Four levers turn the loop into CI

  • Stable failure dimensions — ~50 enums like tableShape or claimRefMissing. No NLP-parsing.
  • One-line fixes per dimension, back-filled with specifics: 'add 2 more sources, one primary-tier'.
  • Cascade suppression: mark root causes; hide derivative failures until they retest automatically.
  • Retry precedence: upstream causes first, then corroboration, depth, and references.
High leverage 14/17

Smaller, high-leverage additions

  • Object-level aggregation: 'table T102 has 2 problems' beats two free-floating entries.
  • Global hints when a dimension fires on three or more objects — fix the pattern, not the symptom.
  • Acknowledged warnings: dismiss with a written justification instead of inventing content.
  • Multiple output formats: text for humans, grep-friendly for shells, JSON for programs.
  • Fail-safe retry budget: each retry must strictly reduce the failure count or stop.
Render edge 15/17

15

The website is intentionally boring

Static HTML, no database, no SSR, no runtime LLM. The semantic content is decided at build time.

Render pipeline 16/17

Renderer and validator share their contracts

flowchart LR
  YAML[YAML reports] --> Loader[Astro content loader]
  Loader --> Pages[run pages · sectors ·<br/>top-rated · search]
  Pages --> Renderers[diligence renderer ·<br/>figure renderer ·<br/>table renderer]
  Contracts[shared figure<br/>contracts] --> Renderers
  Contracts --> Validator[chapter gate]
  Renderers --> HTML[static HTML +<br/>print stylesheet]
Live render of the site's intentionally boring pipeline.
  • The renderer contract file is also imported by the validator — they cannot drift.
  • Inline claim refs share their regex with the validator; one toggle hides every reference.
  • Native window.print() plus CSS Paged Media gives clean A4 PDFs without Puppeteer.
Takeaways 17/17

Three sentences to take away

  1. YAML is the world model, not a rendering format.
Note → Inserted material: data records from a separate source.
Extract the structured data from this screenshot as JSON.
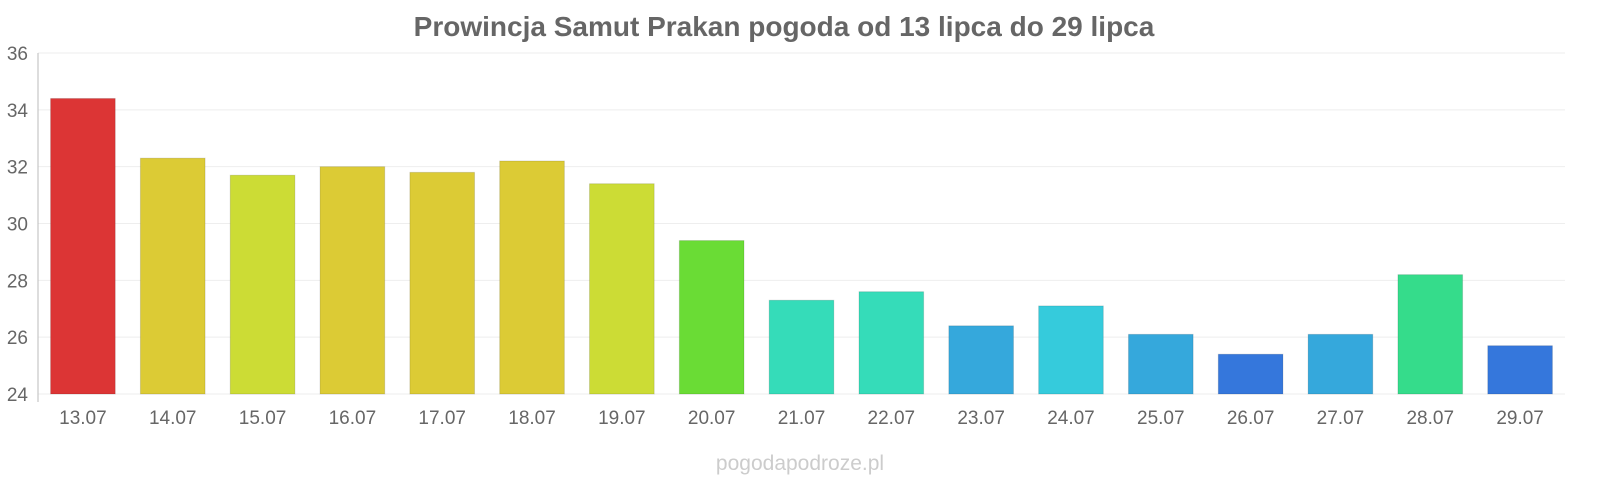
{
  "chart_data": {
    "type": "bar",
    "title": "Prowincja Samut Prakan pogoda od 13 lipca do 29 lipca",
    "xlabel": "",
    "ylabel": "",
    "categories": [
      "13.07",
      "14.07",
      "15.07",
      "16.07",
      "17.07",
      "18.07",
      "19.07",
      "20.07",
      "21.07",
      "22.07",
      "23.07",
      "24.07",
      "25.07",
      "26.07",
      "27.07",
      "28.07",
      "29.07"
    ],
    "values": [
      34.4,
      32.3,
      31.7,
      32.0,
      31.8,
      32.2,
      31.4,
      29.4,
      27.3,
      27.6,
      26.4,
      27.1,
      26.1,
      25.4,
      26.1,
      28.2,
      25.7
    ],
    "colors": [
      "#dc3535",
      "#dccb35",
      "#ccdc35",
      "#dccb35",
      "#dccb35",
      "#dccb35",
      "#ccdc35",
      "#6adc35",
      "#35dcb9",
      "#35dcb9",
      "#35a8dc",
      "#35cbdc",
      "#35a8dc",
      "#3577dc",
      "#35a8dc",
      "#35dc8b",
      "#3577dc"
    ],
    "ylim": [
      24,
      36
    ],
    "yticks": [
      24,
      26,
      28,
      30,
      32,
      34,
      36
    ],
    "grid": true,
    "legend": "none"
  },
  "watermark": "pogodapodroze.pl"
}
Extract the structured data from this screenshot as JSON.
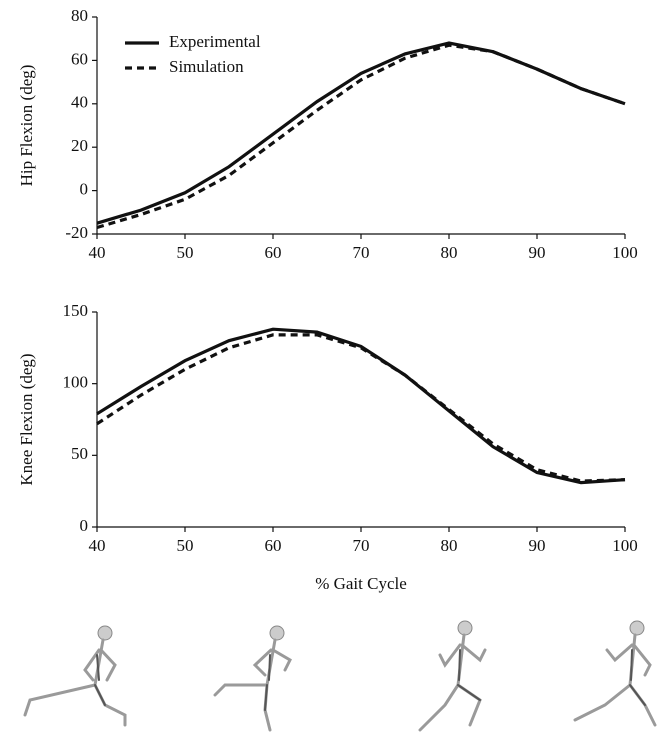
{
  "chart_data": [
    {
      "type": "line",
      "ylabel": "Hip Flexion (deg)",
      "x": [
        40,
        45,
        50,
        55,
        60,
        65,
        70,
        75,
        80,
        85,
        90,
        95,
        100
      ],
      "series": [
        {
          "name": "Experimental",
          "color": "#111111",
          "linestyle": "solid",
          "values": [
            -15,
            -9,
            -1,
            11,
            26,
            41,
            54,
            63,
            68,
            64,
            56,
            47,
            40
          ]
        },
        {
          "name": "Simulation",
          "color": "#111111",
          "linestyle": "dashed",
          "values": [
            -17,
            -11,
            -4,
            7,
            22,
            37,
            51,
            61,
            67,
            64,
            56,
            47,
            40
          ]
        }
      ],
      "xlim": [
        40,
        100
      ],
      "xticks": [
        40,
        50,
        60,
        70,
        80,
        90,
        100
      ],
      "ylim": [
        -20,
        80
      ],
      "yticks": [
        -20,
        0,
        20,
        40,
        60,
        80
      ],
      "legend": "upper left",
      "grid": false
    },
    {
      "type": "line",
      "ylabel": "Knee Flexion (deg)",
      "xlabel": "% Gait Cycle",
      "x": [
        40,
        45,
        50,
        55,
        60,
        65,
        70,
        75,
        80,
        85,
        90,
        95,
        100
      ],
      "series": [
        {
          "color": "#111111",
          "linestyle": "solid",
          "values": [
            79,
            98,
            116,
            130,
            138,
            136,
            126,
            106,
            81,
            56,
            38,
            31,
            33
          ]
        },
        {
          "color": "#111111",
          "linestyle": "dashed",
          "values": [
            72,
            92,
            110,
            125,
            134,
            134,
            125,
            106,
            82,
            58,
            40,
            32,
            33
          ]
        }
      ],
      "xlim": [
        40,
        100
      ],
      "xticks": [
        40,
        50,
        60,
        70,
        80,
        90,
        100
      ],
      "ylim": [
        0,
        150
      ],
      "yticks": [
        0,
        50,
        100,
        150
      ],
      "grid": false
    }
  ]
}
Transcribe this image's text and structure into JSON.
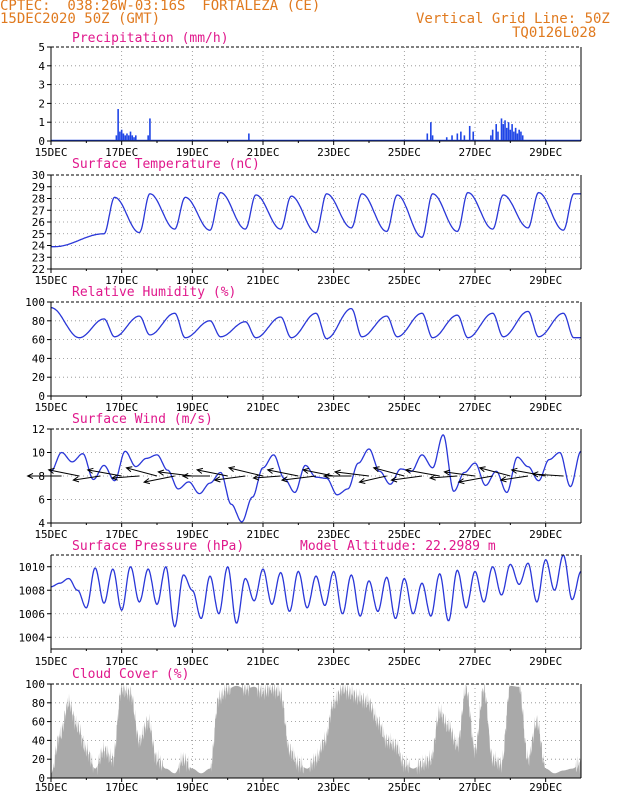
{
  "header": {
    "station": "CPTEC:  038:26W-03:16S  FORTALEZA (CE)",
    "date": "15DEC2020 50Z (GMT)",
    "grid_note": "Vertical Grid Line: 50Z",
    "code": "TQ0126L028"
  },
  "colors": {
    "header": "#e07a1f",
    "title": "#e0188c",
    "series": "#2a37d8",
    "bars": "#1f45e6",
    "cloud": "#a9a9a9",
    "wind_arrow": "#000000"
  },
  "chart_data": [
    {
      "type": "bar",
      "title": "Precipitation (mm/h)",
      "x_ticks": [
        "15DEC",
        "17DEC",
        "19DEC",
        "21DEC",
        "23DEC",
        "25DEC",
        "27DEC",
        "29DEC"
      ],
      "x_range_days": [
        15,
        30
      ],
      "ylim": [
        0,
        5
      ],
      "y_ticks": [
        "0",
        "1",
        "2",
        "3",
        "4",
        "5"
      ],
      "x": [
        16.85,
        16.9,
        16.95,
        17.0,
        17.05,
        17.1,
        17.15,
        17.2,
        17.25,
        17.3,
        17.35,
        17.4,
        17.75,
        17.8,
        20.6,
        25.65,
        25.75,
        25.8,
        26.2,
        26.35,
        26.5,
        26.6,
        26.7,
        26.85,
        26.95,
        27.45,
        27.5,
        27.6,
        27.65,
        27.75,
        27.8,
        27.85,
        27.9,
        27.95,
        28.0,
        28.05,
        28.1,
        28.15,
        28.2,
        28.25,
        28.3,
        28.35
      ],
      "values": [
        0.3,
        1.7,
        0.5,
        0.6,
        0.4,
        0.3,
        0.4,
        0.3,
        0.5,
        0.3,
        0.2,
        0.3,
        0.3,
        1.2,
        0.4,
        0.4,
        1.0,
        0.3,
        0.2,
        0.3,
        0.4,
        0.5,
        0.3,
        0.8,
        0.5,
        0.3,
        0.6,
        0.9,
        0.5,
        1.2,
        0.9,
        1.1,
        0.7,
        1.0,
        0.6,
        0.9,
        0.5,
        0.7,
        0.4,
        0.6,
        0.5,
        0.3
      ]
    },
    {
      "type": "line",
      "title": "Surface Temperature (nC)",
      "x_ticks": [
        "15DEC",
        "17DEC",
        "19DEC",
        "21DEC",
        "23DEC",
        "25DEC",
        "27DEC",
        "29DEC"
      ],
      "x_range_days": [
        15,
        30
      ],
      "ylim": [
        22,
        30
      ],
      "y_ticks": [
        "22",
        "23",
        "24",
        "25",
        "26",
        "27",
        "28",
        "29",
        "30"
      ],
      "diurnal": {
        "max_day": [
          16.8,
          17.8,
          18.8,
          19.8,
          20.8,
          21.8,
          22.8,
          23.8,
          24.8,
          25.8,
          26.8,
          27.8,
          28.8,
          29.8
        ],
        "max": [
          28.1,
          28.4,
          28.1,
          28.5,
          28.3,
          28.2,
          28.4,
          28.4,
          28.3,
          28.4,
          28.5,
          28.3,
          28.5,
          28.4
        ],
        "min_day": [
          15.1,
          16.5,
          17.5,
          18.5,
          19.5,
          20.5,
          21.5,
          22.5,
          23.5,
          24.5,
          25.5,
          26.5,
          27.5,
          28.5,
          29.5
        ],
        "min": [
          23.9,
          25.0,
          25.1,
          25.4,
          25.3,
          25.4,
          25.4,
          25.1,
          25.5,
          25.2,
          24.7,
          25.2,
          25.4,
          25.5,
          25.3
        ]
      }
    },
    {
      "type": "line",
      "title": "Relative Humidity (%)",
      "x_ticks": [
        "15DEC",
        "17DEC",
        "19DEC",
        "21DEC",
        "23DEC",
        "25DEC",
        "27DEC",
        "29DEC"
      ],
      "x_range_days": [
        15,
        30
      ],
      "ylim": [
        0,
        100
      ],
      "y_ticks": [
        "0",
        "20",
        "40",
        "60",
        "80",
        "100"
      ],
      "diurnal": {
        "max_day": [
          15.0,
          16.5,
          17.5,
          18.5,
          19.5,
          20.5,
          21.5,
          22.5,
          23.5,
          24.5,
          25.5,
          26.5,
          27.5,
          28.5,
          29.5
        ],
        "max": [
          94,
          82,
          85,
          88,
          80,
          79,
          84,
          88,
          93,
          85,
          88,
          86,
          88,
          90,
          88
        ],
        "min_day": [
          15.8,
          16.8,
          17.8,
          18.8,
          19.8,
          20.8,
          21.8,
          22.8,
          23.8,
          24.8,
          25.8,
          26.8,
          27.8,
          28.8,
          29.8
        ],
        "min": [
          62,
          63,
          65,
          62,
          63,
          62,
          62,
          61,
          63,
          63,
          62,
          62,
          63,
          63,
          62
        ]
      }
    },
    {
      "type": "line",
      "title": "Surface Wind (m/s)",
      "x_ticks": [
        "15DEC",
        "17DEC",
        "19DEC",
        "21DEC",
        "23DEC",
        "25DEC",
        "27DEC",
        "29DEC"
      ],
      "x_range_days": [
        15,
        30
      ],
      "ylim": [
        4,
        12
      ],
      "y_ticks": [
        "4",
        "6",
        "8",
        "10",
        "12"
      ],
      "speed": {
        "x": [
          15.0,
          15.3,
          15.6,
          15.9,
          16.2,
          16.5,
          16.8,
          17.1,
          17.4,
          17.7,
          18.0,
          18.3,
          18.6,
          18.9,
          19.2,
          19.5,
          19.8,
          20.1,
          20.4,
          20.7,
          21.0,
          21.3,
          21.6,
          21.9,
          22.2,
          22.5,
          22.8,
          23.1,
          23.4,
          23.7,
          24.0,
          24.3,
          24.6,
          24.9,
          25.2,
          25.5,
          25.8,
          26.1,
          26.4,
          26.7,
          27.0,
          27.3,
          27.6,
          27.9,
          28.2,
          28.5,
          28.8,
          29.1,
          29.4,
          29.7,
          30.0
        ],
        "values": [
          8.4,
          10.0,
          9.2,
          9.9,
          7.7,
          8.9,
          7.6,
          10.1,
          8.8,
          9.5,
          9.8,
          8.5,
          6.9,
          7.5,
          6.5,
          7.4,
          8.3,
          5.6,
          4.1,
          6.2,
          8.7,
          9.8,
          7.8,
          6.6,
          8.9,
          7.9,
          7.8,
          6.4,
          6.9,
          9.1,
          10.3,
          8.4,
          7.3,
          8.6,
          8.4,
          9.8,
          8.7,
          11.5,
          6.7,
          8.3,
          9.1,
          7.2,
          8.4,
          6.6,
          9.6,
          8.8,
          7.6,
          9.4,
          10.0,
          7.1,
          10.1
        ]
      },
      "vectors": {
        "x": [
          15.3,
          15.8,
          16.4,
          17.0,
          17.5,
          18.0,
          18.5,
          19.0,
          19.5,
          20.0,
          20.5,
          21.0,
          21.5,
          22.0,
          22.5,
          23.0,
          23.5,
          24.0,
          24.5,
          25.0,
          25.5,
          26.0,
          26.5,
          27.0,
          27.5,
          28.0,
          28.5,
          29.0,
          29.5
        ],
        "u": [
          -1.0,
          -0.9,
          -0.8,
          -1.0,
          -0.8,
          -0.9,
          -0.9,
          -1.0,
          -0.8,
          -0.9,
          -0.9,
          -1.0,
          -0.8,
          -0.9,
          -1.0,
          -0.9,
          -0.8,
          -1.0,
          -0.8,
          -0.9,
          -0.9,
          -1.0,
          -0.8,
          -0.9,
          -1.0,
          -0.9,
          -0.8,
          -1.0,
          -0.9
        ],
        "v": [
          0.0,
          0.3,
          -0.2,
          0.3,
          -0.1,
          0.4,
          -0.3,
          0.2,
          0.0,
          0.3,
          -0.2,
          0.4,
          -0.1,
          0.3,
          -0.2,
          0.3,
          0.0,
          0.2,
          -0.3,
          0.4,
          -0.2,
          0.3,
          -0.1,
          0.2,
          -0.3,
          0.4,
          -0.2,
          0.3,
          0.1
        ]
      }
    },
    {
      "type": "line",
      "title": "Surface Pressure (hPa)",
      "annotation": "Model Altitude: 22.2989 m",
      "x_ticks": [
        "15DEC",
        "17DEC",
        "19DEC",
        "21DEC",
        "23DEC",
        "25DEC",
        "27DEC",
        "29DEC"
      ],
      "x_range_days": [
        15,
        30
      ],
      "ylim": [
        1003,
        1011
      ],
      "y_ticks": [
        "1004",
        "1006",
        "1008",
        "1010"
      ],
      "x": [
        15.0,
        15.25,
        15.5,
        15.75,
        16.0,
        16.25,
        16.5,
        16.75,
        17.0,
        17.25,
        17.5,
        17.75,
        18.0,
        18.25,
        18.5,
        18.75,
        19.0,
        19.25,
        19.5,
        19.75,
        20.0,
        20.25,
        20.5,
        20.75,
        21.0,
        21.25,
        21.5,
        21.75,
        22.0,
        22.25,
        22.5,
        22.75,
        23.0,
        23.25,
        23.5,
        23.75,
        24.0,
        24.25,
        24.5,
        24.75,
        25.0,
        25.25,
        25.5,
        25.75,
        26.0,
        26.25,
        26.5,
        26.75,
        27.0,
        27.25,
        27.5,
        27.75,
        28.0,
        28.25,
        28.5,
        28.75,
        29.0,
        29.25,
        29.5,
        29.75,
        30.0
      ],
      "values": [
        1008.3,
        1008.6,
        1009.0,
        1008.0,
        1006.5,
        1009.9,
        1006.9,
        1009.8,
        1006.3,
        1010.0,
        1007.0,
        1009.8,
        1006.8,
        1010.0,
        1004.9,
        1009.3,
        1008.0,
        1005.6,
        1009.2,
        1006.0,
        1010.0,
        1005.2,
        1009.0,
        1007.1,
        1009.8,
        1006.8,
        1009.5,
        1006.2,
        1009.6,
        1006.5,
        1009.2,
        1006.7,
        1009.6,
        1006.0,
        1009.3,
        1005.8,
        1008.8,
        1006.2,
        1009.1,
        1005.6,
        1009.0,
        1006.0,
        1008.6,
        1005.8,
        1009.4,
        1005.4,
        1009.7,
        1006.5,
        1009.6,
        1007.0,
        1010.0,
        1007.6,
        1010.2,
        1008.5,
        1010.3,
        1007.0,
        1010.6,
        1008.0,
        1011.0,
        1007.2,
        1009.6
      ]
    },
    {
      "type": "area",
      "title": "Cloud Cover (%)",
      "x_ticks": [
        "15DEC",
        "17DEC",
        "19DEC",
        "21DEC",
        "23DEC",
        "25DEC",
        "27DEC",
        "29DEC"
      ],
      "x_range_days": [
        15,
        30
      ],
      "ylim": [
        0,
        100
      ],
      "y_ticks": [
        "0",
        "20",
        "40",
        "60",
        "80",
        "100"
      ],
      "x": [
        15.0,
        15.25,
        15.5,
        15.75,
        16.0,
        16.25,
        16.5,
        16.75,
        17.0,
        17.25,
        17.5,
        17.75,
        18.0,
        18.25,
        18.5,
        18.75,
        19.0,
        19.25,
        19.5,
        19.75,
        20.0,
        20.25,
        20.5,
        20.75,
        21.0,
        21.25,
        21.5,
        21.75,
        22.0,
        22.25,
        22.5,
        22.75,
        23.0,
        23.25,
        23.5,
        23.75,
        24.0,
        24.25,
        24.5,
        24.75,
        25.0,
        25.25,
        25.5,
        25.75,
        26.0,
        26.25,
        26.5,
        26.75,
        27.0,
        27.25,
        27.5,
        27.75,
        28.0,
        28.25,
        28.5,
        28.75,
        29.0,
        29.25,
        29.5,
        29.75,
        30.0
      ],
      "values": [
        5,
        45,
        80,
        55,
        30,
        10,
        30,
        20,
        95,
        90,
        40,
        60,
        20,
        10,
        5,
        20,
        10,
        5,
        10,
        85,
        95,
        98,
        95,
        97,
        92,
        96,
        90,
        30,
        15,
        10,
        20,
        40,
        80,
        95,
        90,
        85,
        80,
        60,
        40,
        35,
        15,
        10,
        15,
        20,
        70,
        55,
        35,
        95,
        30,
        95,
        20,
        15,
        98,
        97,
        20,
        60,
        10,
        5,
        8,
        10,
        15
      ]
    }
  ]
}
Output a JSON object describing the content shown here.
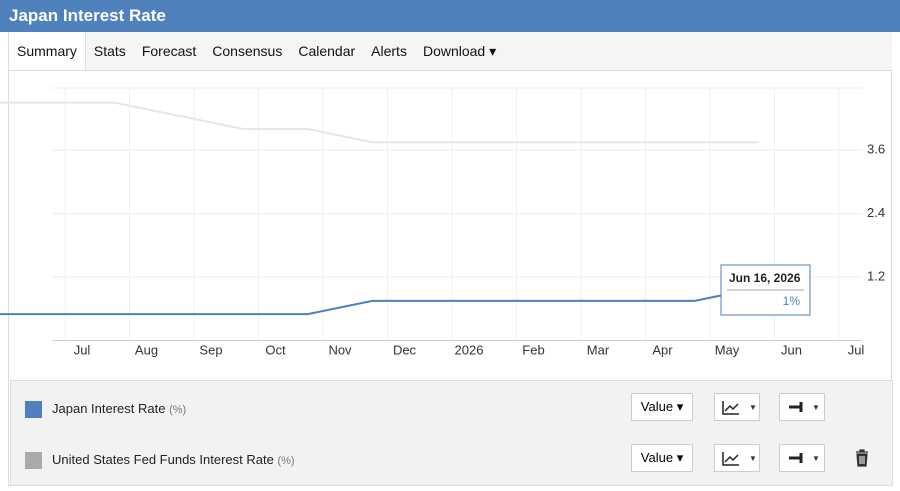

Every bug has a single home.
  2. Workflow is configuration, not prompt. The agent reads a projection — never the rules.
  3. The validator is the agent's feedback channel: stable dimensions, one-line fixes, cascade suppression, retry precedence.
  4. 9,500 lines of harness, 46 reports, 14,400 cited claims. Invest in the well; the agent does the digging.